A husky blond woman appeared on the screen, with a calibrator in one hand. "Calland!" she spread her arms in a gesture of embracement.

"Hello, Della," he smiled a little.

"They told us there wasn't anything left of the ship but small-sized pieces, and it looked as though the Furries had towed away the control cabin to examine the gizmo. We thought the Furries had you." She looked worried to illustrate. They said there weren't any pieces big enough for survivors. Where did you go, boy?"

"I was in a small piece." He found himself smiling again, without it touching the frozen feeling somewhere inside.

She inspected his face. "As long as it's one piece at a time, we don't mind. How about transferring back to base and designing where it's safe? You're too productive a man to be floating around in pieces."

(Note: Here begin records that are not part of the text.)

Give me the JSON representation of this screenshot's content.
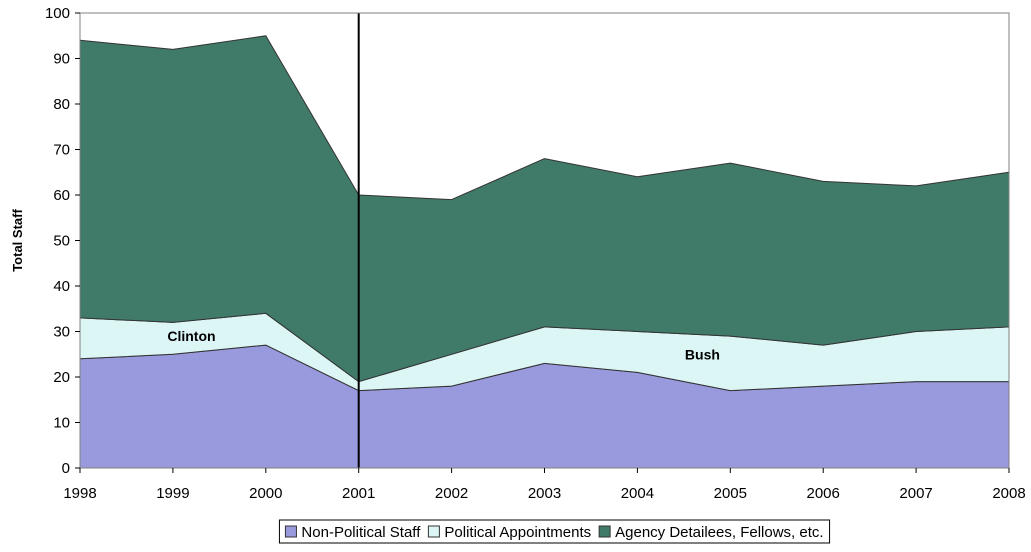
{
  "chart_data": {
    "type": "area",
    "stacked": true,
    "ylabel": "Total Staff",
    "xlabel": "",
    "ylim": [
      0,
      100
    ],
    "yticks": [
      0,
      10,
      20,
      30,
      40,
      50,
      60,
      70,
      80,
      90,
      100
    ],
    "x": [
      1998,
      1999,
      2000,
      2001,
      2002,
      2003,
      2004,
      2005,
      2006,
      2007,
      2008
    ],
    "x_labels": [
      "1998",
      "1999",
      "2000",
      "2001",
      "2002",
      "2003",
      "2004",
      "2005",
      "2006",
      "2007",
      "2008"
    ],
    "series": [
      {
        "name": "Non-Political Staff",
        "color": "#9999dd",
        "values": [
          24,
          25,
          27,
          17,
          18,
          23,
          21,
          17,
          18,
          19,
          19
        ]
      },
      {
        "name": "Political Appointments",
        "color": "#dcf6f6",
        "values": [
          9,
          7,
          7,
          2,
          7,
          8,
          9,
          12,
          9,
          11,
          12
        ]
      },
      {
        "name": "Agency Detailees, Fellows, etc.",
        "color": "#407b69",
        "values": [
          61,
          60,
          61,
          41,
          34,
          37,
          34,
          38,
          36,
          32,
          34
        ]
      }
    ],
    "annotations": [
      {
        "text": "Clinton",
        "x": 1999.2,
        "y": 29
      },
      {
        "text": "Bush",
        "x": 2004.7,
        "y": 25
      }
    ],
    "vertical_line_x": 2001,
    "grid": false,
    "legend_position": "bottom"
  }
}
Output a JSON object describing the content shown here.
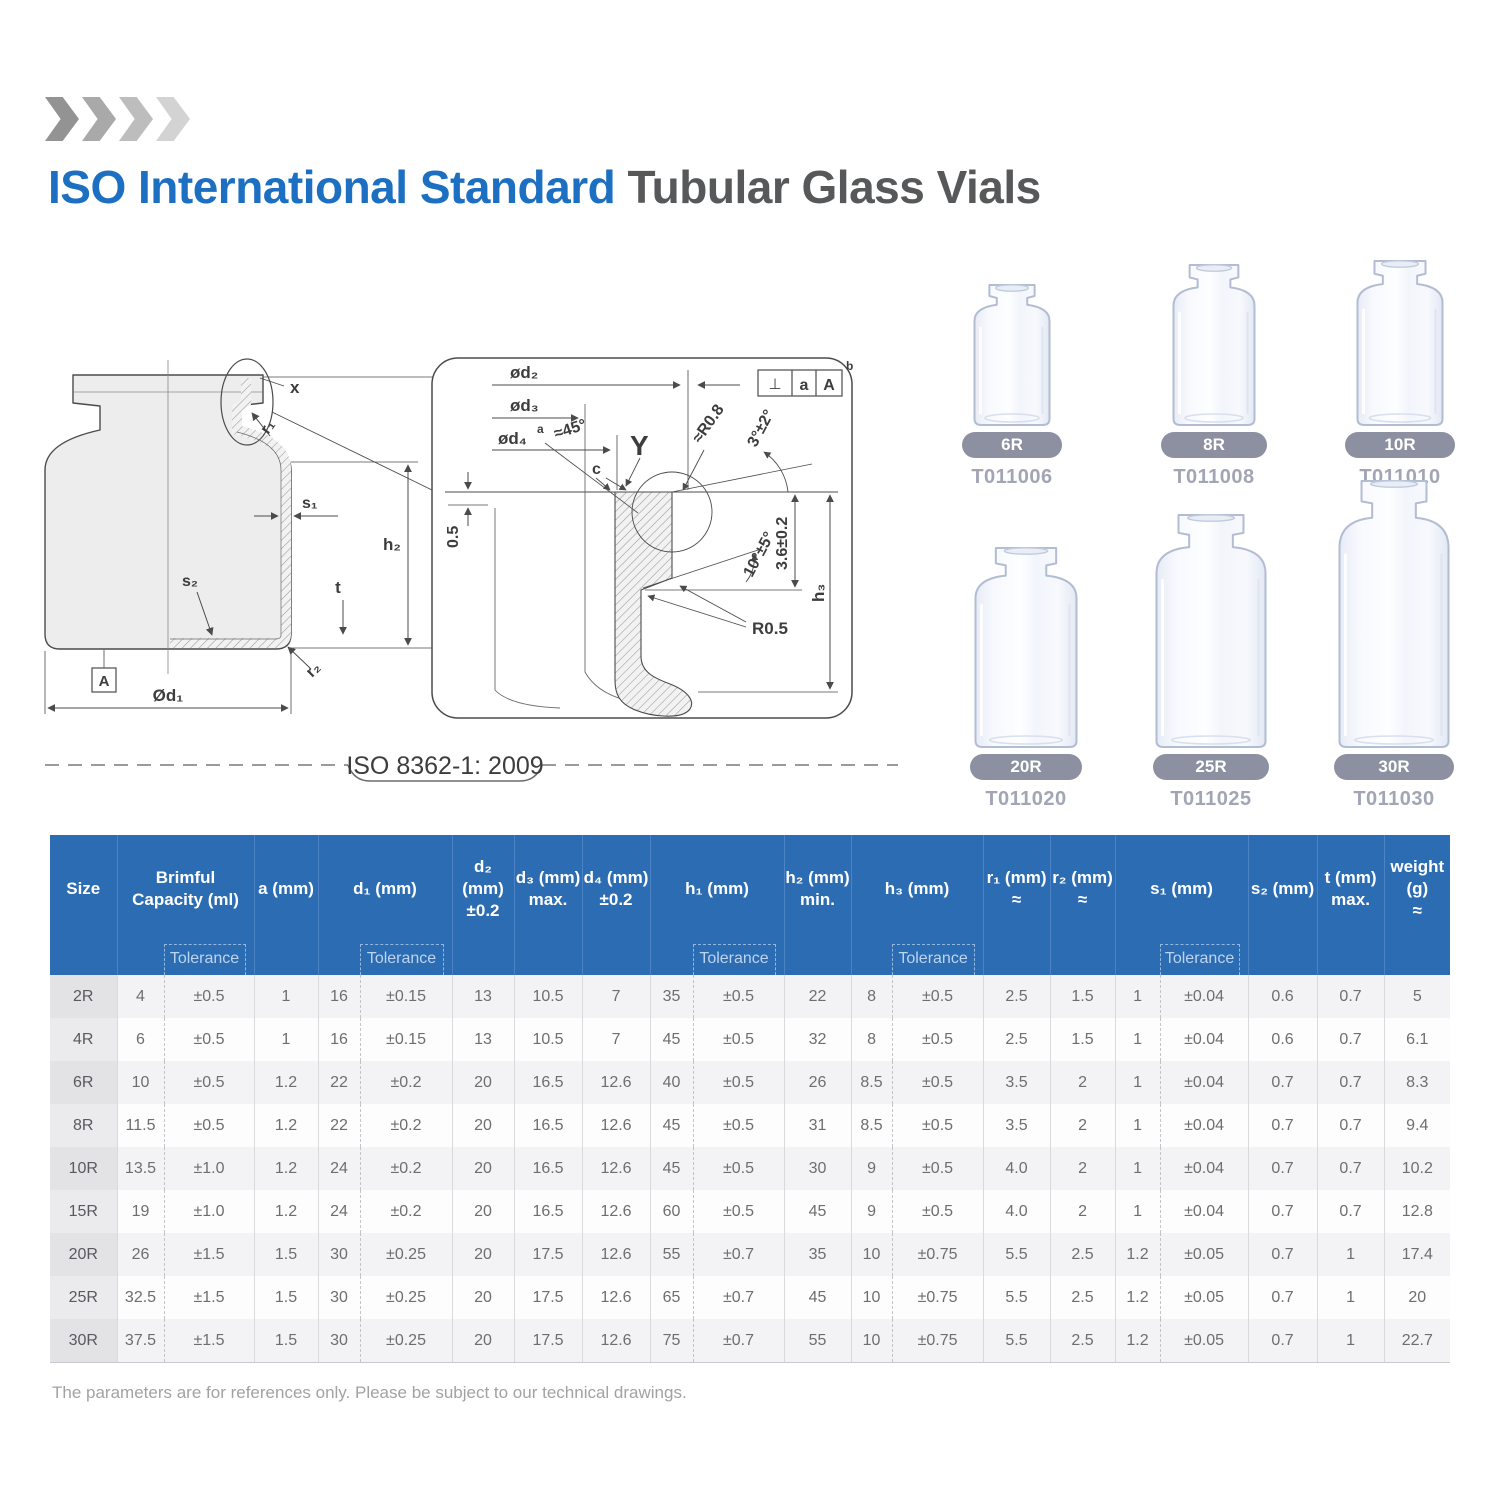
{
  "header": {
    "title_primary": "ISO International Standard",
    "title_secondary": "Tubular Glass Vials",
    "primary_color": "#1c6fc1",
    "secondary_color": "#57585a",
    "chevron_colors": [
      "#939393",
      "#a9a9a9",
      "#bdbdbd",
      "#d3d3d3"
    ]
  },
  "drawing": {
    "iso_standard": "ISO 8362-1: 2009",
    "left": {
      "x": "x",
      "r1": "r₁",
      "s1": "s₁",
      "h1": "h₁",
      "h2": "h₂",
      "s2": "s₂",
      "t": "t",
      "r2": "r₂",
      "datum": "A",
      "d1": "Ød₁"
    },
    "detail": {
      "d2": "ød₂",
      "d3": "ød₃",
      "d4": "ød₄",
      "d4_sup": "a",
      "angle45": "≈45°",
      "y_mark": "Y",
      "r08": "≈R0.8",
      "angle3": "3°±2°",
      "c": "c",
      "offset05": "0.5",
      "depth36": "3.6±0.2",
      "angle10": "10°±5°",
      "r05": "R0.5",
      "h3": "h₃",
      "datum_perp": "⊥",
      "datum_a": "a",
      "datum_A": "A",
      "datum_sup": "b"
    }
  },
  "vials": [
    {
      "size": "6R",
      "code": "T011006"
    },
    {
      "size": "8R",
      "code": "T011008"
    },
    {
      "size": "10R",
      "code": "T011010"
    },
    {
      "size": "20R",
      "code": "T011020"
    },
    {
      "size": "25R",
      "code": "T011025"
    },
    {
      "size": "30R",
      "code": "T011030"
    }
  ],
  "vial_badge_color": "#8c90a0",
  "table": {
    "header_bg": "#2b6cb3",
    "tolerance_label": "Tolerance",
    "columns": [
      {
        "id": "size",
        "pair": false,
        "label_lines": [
          "Size"
        ]
      },
      {
        "id": "capacity",
        "pair": true,
        "label_lines": [
          "Brimful",
          "Capacity (ml)"
        ]
      },
      {
        "id": "a",
        "pair": false,
        "label_lines": [
          "a (mm)"
        ]
      },
      {
        "id": "d1",
        "pair": true,
        "label_lines": [
          "d₁ (mm)"
        ]
      },
      {
        "id": "d2",
        "pair": false,
        "label_lines": [
          "d₂ (mm)",
          "±0.2"
        ]
      },
      {
        "id": "d3",
        "pair": false,
        "label_lines": [
          "d₃ (mm)",
          "max."
        ]
      },
      {
        "id": "d4",
        "pair": false,
        "label_lines": [
          "d₄ (mm)",
          "±0.2"
        ]
      },
      {
        "id": "h1",
        "pair": true,
        "label_lines": [
          "h₁ (mm)"
        ]
      },
      {
        "id": "h2",
        "pair": false,
        "label_lines": [
          "h₂ (mm)",
          "min."
        ]
      },
      {
        "id": "h3",
        "pair": true,
        "label_lines": [
          "h₃ (mm)"
        ]
      },
      {
        "id": "r1",
        "pair": false,
        "label_lines": [
          "r₁ (mm)",
          "≈"
        ]
      },
      {
        "id": "r2",
        "pair": false,
        "label_lines": [
          "r₂ (mm)",
          "≈"
        ]
      },
      {
        "id": "s1",
        "pair": true,
        "label_lines": [
          "s₁ (mm)"
        ]
      },
      {
        "id": "s2",
        "pair": false,
        "label_lines": [
          "s₂ (mm)"
        ]
      },
      {
        "id": "t",
        "pair": false,
        "label_lines": [
          "t (mm)",
          "max."
        ]
      },
      {
        "id": "weight",
        "pair": false,
        "label_lines": [
          "weight",
          "(g)",
          "≈"
        ]
      }
    ],
    "rows": [
      {
        "size": "2R",
        "cells": [
          "4",
          "±0.5",
          "1",
          "16",
          "±0.15",
          "13",
          "10.5",
          "7",
          "35",
          "±0.5",
          "22",
          "8",
          "±0.5",
          "2.5",
          "1.5",
          "1",
          "±0.04",
          "0.6",
          "0.7",
          "5"
        ]
      },
      {
        "size": "4R",
        "cells": [
          "6",
          "±0.5",
          "1",
          "16",
          "±0.15",
          "13",
          "10.5",
          "7",
          "45",
          "±0.5",
          "32",
          "8",
          "±0.5",
          "2.5",
          "1.5",
          "1",
          "±0.04",
          "0.6",
          "0.7",
          "6.1"
        ]
      },
      {
        "size": "6R",
        "cells": [
          "10",
          "±0.5",
          "1.2",
          "22",
          "±0.2",
          "20",
          "16.5",
          "12.6",
          "40",
          "±0.5",
          "26",
          "8.5",
          "±0.5",
          "3.5",
          "2",
          "1",
          "±0.04",
          "0.7",
          "0.7",
          "8.3"
        ]
      },
      {
        "size": "8R",
        "cells": [
          "11.5",
          "±0.5",
          "1.2",
          "22",
          "±0.2",
          "20",
          "16.5",
          "12.6",
          "45",
          "±0.5",
          "31",
          "8.5",
          "±0.5",
          "3.5",
          "2",
          "1",
          "±0.04",
          "0.7",
          "0.7",
          "9.4"
        ]
      },
      {
        "size": "10R",
        "cells": [
          "13.5",
          "±1.0",
          "1.2",
          "24",
          "±0.2",
          "20",
          "16.5",
          "12.6",
          "45",
          "±0.5",
          "30",
          "9",
          "±0.5",
          "4.0",
          "2",
          "1",
          "±0.04",
          "0.7",
          "0.7",
          "10.2"
        ]
      },
      {
        "size": "15R",
        "cells": [
          "19",
          "±1.0",
          "1.2",
          "24",
          "±0.2",
          "20",
          "16.5",
          "12.6",
          "60",
          "±0.5",
          "45",
          "9",
          "±0.5",
          "4.0",
          "2",
          "1",
          "±0.04",
          "0.7",
          "0.7",
          "12.8"
        ]
      },
      {
        "size": "20R",
        "cells": [
          "26",
          "±1.5",
          "1.5",
          "30",
          "±0.25",
          "20",
          "17.5",
          "12.6",
          "55",
          "±0.7",
          "35",
          "10",
          "±0.75",
          "5.5",
          "2.5",
          "1.2",
          "±0.05",
          "0.7",
          "1",
          "17.4"
        ]
      },
      {
        "size": "25R",
        "cells": [
          "32.5",
          "±1.5",
          "1.5",
          "30",
          "±0.25",
          "20",
          "17.5",
          "12.6",
          "65",
          "±0.7",
          "45",
          "10",
          "±0.75",
          "5.5",
          "2.5",
          "1.2",
          "±0.05",
          "0.7",
          "1",
          "20"
        ]
      },
      {
        "size": "30R",
        "cells": [
          "37.5",
          "±1.5",
          "1.5",
          "30",
          "±0.25",
          "20",
          "17.5",
          "12.6",
          "75",
          "±0.7",
          "55",
          "10",
          "±0.75",
          "5.5",
          "2.5",
          "1.2",
          "±0.05",
          "0.7",
          "1",
          "22.7"
        ]
      }
    ],
    "footnote": "The parameters are for references only. Please be subject to our technical drawings."
  }
}
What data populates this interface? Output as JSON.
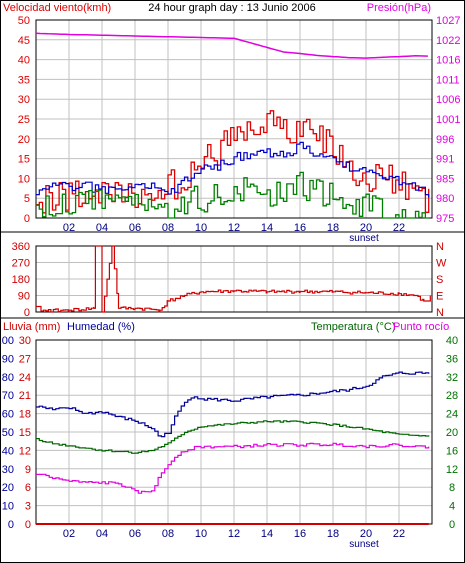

She added, "Especially in small pieces."

In peace time he had been working on better self-accommodating electronic readers to make punched tapes for controlling machine tools to produce machinery accurate in the fitting of its parts from inaccurate and approximate blueprints. And as his special love he had been applying self-accommodating and proportioning to a console color player which made unified color compositions from the sound of symphonies.

He stated his feeling more precisely than he had understood it before. "I don't like weapons."

"Then why test them?" She was startled, but saw the answer in what she knew of managing idea men. "O.K., I see it. No like . . . can't think . . . not top thinking anyhow. Go ahead and test, you know what you're doing. But don't let the Furries get you."

She was about to switch off, but thought of something. Did you hear the radio flash? We bombed the Furry settlement on Illar four hours ago. Retaliation for those beam swaths their cruiser cut across New Boston. The bombs left that settlement flattened out. It didn't have any defenses that worked."

He felt cold suddenly, his skin numbing again, understanding what would happen next, where he would not have understood before. Most of humanity was unused to the simple logic of catastrophe. He had two cousins and a girl friend in New Boston, the city nearest to the Furry planetary group. "What did we do that for? What is that supposed to do for us?"

She was indignant. "It will show the Furries that they'll find life easier if they stick to the rules of civilized warfare and leave cities and civilians alone."

Knowing that he was being absolutely accurate, with the certainty of pointing out that the sun will rise, he said, "They are going to send a cruiser back to New Boston and burn it as flat as a piece of burnt toast." He added, "As a lesson to us not to attack cities and civilians. Someone I know lives there."

The handsome blond woman looked whiter than usual, as if the tone of his voice had made it seem real.

He began to follow a glimmer of thought, some kind of a pattern that was thinking he had done and forgotten in the long wait in the corridor. "What would happen if we tried to bomb a human city?"

She was used to having research thinkers asking rhetorical questions to bounce their ideas from her. "They'd turn on their EG screen. Our bombs couldn't touch it."

"What if the Furries had the EG screen?"